Dans chaque valise de sélectionneur, il y a un homme (quasiment) sûr de ne pas participer à la moindre minute de la Coupe du monde. Un homme dont l'attitude est pourtant déterminante pour le bien du groupe, et la victoire finale. Cet homme, c'est le troisième gardien. Trois d'entre eux prennent le temps d'évoquer leur expérience dans ce rôle aussi ingrat que particulier.
Le casting : Ulrich Ramé, troisième gardien des Bleus (2000, 2002)Philippe Bergeroo, troisième gardien des Bleus (1984, 1986) et entraîneur des gardiens tricolores (1990-1998)Guy Roland Ndy Assembé, troisième gardien du Cameroun (2010)
L’annonce de la sélection
Philippe Bergeroo : Quand vous écoutez la liste, c’est exceptionnel d’être dans les trois meilleurs. Il ne faut pas oublier que d’autres voudraient être là. Ensuite, le nombre de joueurs change tout. En 1984, on était 20, donc en tant que numéro 3, j’étais toujours sur la feuille de match. En 1986, on était 22, donc ce n’était plus le cas.
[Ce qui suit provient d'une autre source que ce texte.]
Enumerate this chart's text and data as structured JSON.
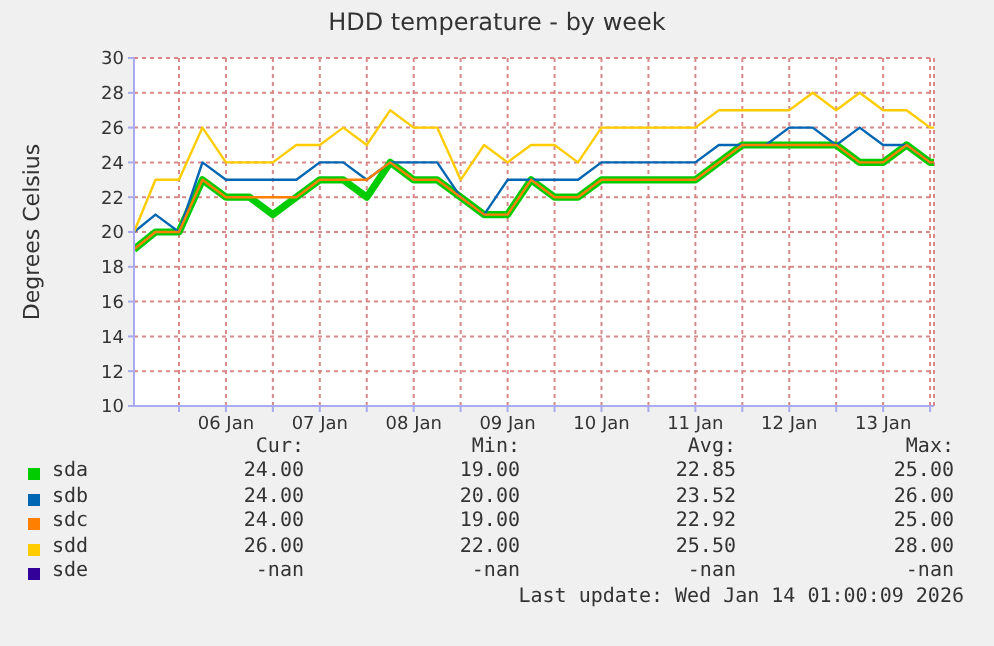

Là, j’ai pu me sentir inutile.
Ulrich Ramé : Tout dépend de si on a déjà été convoqué, si on a été sur les derniers rassemblements, et si on était déjà numéro 3 ou pas. Mais la première réaction, pour tous ceux qui ont la chance de participer à ces compétitions internationales, en voyant son nom on explose de joie, évidemment. À chaque fois, il y a trois ravis et des déçus. En 2000, j’avais été agréablement surpris et pris ça de façon très très positive. C’était une reconnaissance sur le coup. Ensuite, on prend la notion des responsabilités que ça implique de représenter le pays.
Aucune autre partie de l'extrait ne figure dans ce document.